Quintette Du Hot Club de France - History

History

There are several versions of how the band was formed. The most generally accepted version amongst modern jazz historians is that the group evolved from a series of backstage jams led by Django Reinhardt, with Stephane Grappelli. However, bassist Louis Vola said in an interview that he found the Reinhardt brothers playing on a beach at Toulon. He invited them to jam with his own band, which included Grappelli and guitarist Roger Chaput.

After a series of informal jam sessions at the Hotel Claridge, concert promoters Pierre Nourry and Charles Delaunay (leaders of the "Hot Club de France", a society chaired by Hugues PanassiƩ devoted to the appreciation of jazz) urged the formation of a full time group. With the addition of Reinhardt's brother Joseph on second rhythm guitar, the quintet popularized the gypsy jazz style. A series of European tours were very successful, with the group enjoying particular popularity in the UK. Several bassists and rhythm guitarists rotated in and out of the group, with Django and Grappelli remaining the sole constants. In 1937, the American jazz singer Adelaide Hall opened a nightclub in Montmartre along with her husband Bert Hicks and called it 'La Grosse Pomme.' She entertained there nightly and hired the Quintette du Hot Club de France as one of the house bands at the club.
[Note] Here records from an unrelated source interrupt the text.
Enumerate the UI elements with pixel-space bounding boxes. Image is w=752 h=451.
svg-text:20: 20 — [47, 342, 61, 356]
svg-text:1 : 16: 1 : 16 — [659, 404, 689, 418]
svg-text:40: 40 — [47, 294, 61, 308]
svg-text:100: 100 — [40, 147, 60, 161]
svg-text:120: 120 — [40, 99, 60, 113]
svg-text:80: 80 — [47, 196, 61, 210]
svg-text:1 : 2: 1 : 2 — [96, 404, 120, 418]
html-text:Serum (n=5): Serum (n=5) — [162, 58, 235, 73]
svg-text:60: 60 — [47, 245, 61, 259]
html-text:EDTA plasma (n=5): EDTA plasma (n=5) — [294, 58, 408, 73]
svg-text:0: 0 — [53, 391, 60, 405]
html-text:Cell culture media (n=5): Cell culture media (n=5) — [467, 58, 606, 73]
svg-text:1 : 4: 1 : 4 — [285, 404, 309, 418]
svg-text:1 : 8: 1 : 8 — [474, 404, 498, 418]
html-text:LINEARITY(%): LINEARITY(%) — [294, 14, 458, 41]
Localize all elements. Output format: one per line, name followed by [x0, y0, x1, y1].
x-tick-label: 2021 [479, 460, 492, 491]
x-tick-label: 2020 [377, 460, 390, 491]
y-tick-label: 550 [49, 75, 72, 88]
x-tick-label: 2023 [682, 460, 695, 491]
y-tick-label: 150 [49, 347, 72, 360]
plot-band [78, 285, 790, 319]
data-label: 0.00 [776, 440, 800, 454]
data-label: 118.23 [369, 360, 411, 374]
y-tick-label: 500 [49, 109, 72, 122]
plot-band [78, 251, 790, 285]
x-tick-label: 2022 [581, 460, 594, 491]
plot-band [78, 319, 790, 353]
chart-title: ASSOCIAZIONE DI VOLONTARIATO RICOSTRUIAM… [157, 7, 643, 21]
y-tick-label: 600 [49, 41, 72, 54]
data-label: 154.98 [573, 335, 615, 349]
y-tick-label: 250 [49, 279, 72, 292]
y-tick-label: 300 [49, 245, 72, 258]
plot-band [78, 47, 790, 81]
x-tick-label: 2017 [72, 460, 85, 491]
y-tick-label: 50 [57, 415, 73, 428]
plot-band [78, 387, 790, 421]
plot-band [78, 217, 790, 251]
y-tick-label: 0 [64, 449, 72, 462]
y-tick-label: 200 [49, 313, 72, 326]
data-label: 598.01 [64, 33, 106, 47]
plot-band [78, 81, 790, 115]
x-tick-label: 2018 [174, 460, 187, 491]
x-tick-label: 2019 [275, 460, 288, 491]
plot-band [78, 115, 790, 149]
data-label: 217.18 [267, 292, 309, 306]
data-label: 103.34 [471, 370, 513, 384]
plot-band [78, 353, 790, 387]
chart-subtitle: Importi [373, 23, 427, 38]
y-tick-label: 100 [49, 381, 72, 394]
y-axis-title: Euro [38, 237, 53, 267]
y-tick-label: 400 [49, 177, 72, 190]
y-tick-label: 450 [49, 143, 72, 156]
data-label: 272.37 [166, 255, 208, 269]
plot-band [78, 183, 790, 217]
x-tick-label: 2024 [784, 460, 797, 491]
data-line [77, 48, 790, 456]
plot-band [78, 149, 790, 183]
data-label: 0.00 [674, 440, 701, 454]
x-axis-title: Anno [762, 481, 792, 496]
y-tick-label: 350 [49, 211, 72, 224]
As World War II broke out in September 1939, the Quintette was on a concert tour of England. Reinhardt, who spoke virtually no English, immediately returned to France, where he thought he would feel safer than in the UK. Grappelli, meanwhile, stayed in England.

Django continued using the Quintette name with a different group, featuring Hubert Rostaing as the first of several clarinetists backed by a more conventional rhythm section with drums, bass and a rhythm guitar played by Django's son Lousson Reinhardt, or his brother Joseph. This version of the Quintette often featured six, not five, players, and was usually billed as "Django et le Quintette du Hot Club de France", or sometimes as Django's "Nouveau Quintette". Due to wartime shortages of material, this version of the Quintette did not issue many recordings, although they did issue the first recording of the Django Reinhardt composition Nuages, later to become a jazz standard.

In 1946, after the war, Grappelli and Django re-teamed under the Quintette banner in an all-string format. As before, they cycled through a number of rhythm guitarists and bassists. This last iteration of the Quintette performed and recorded intermittently until about 1948.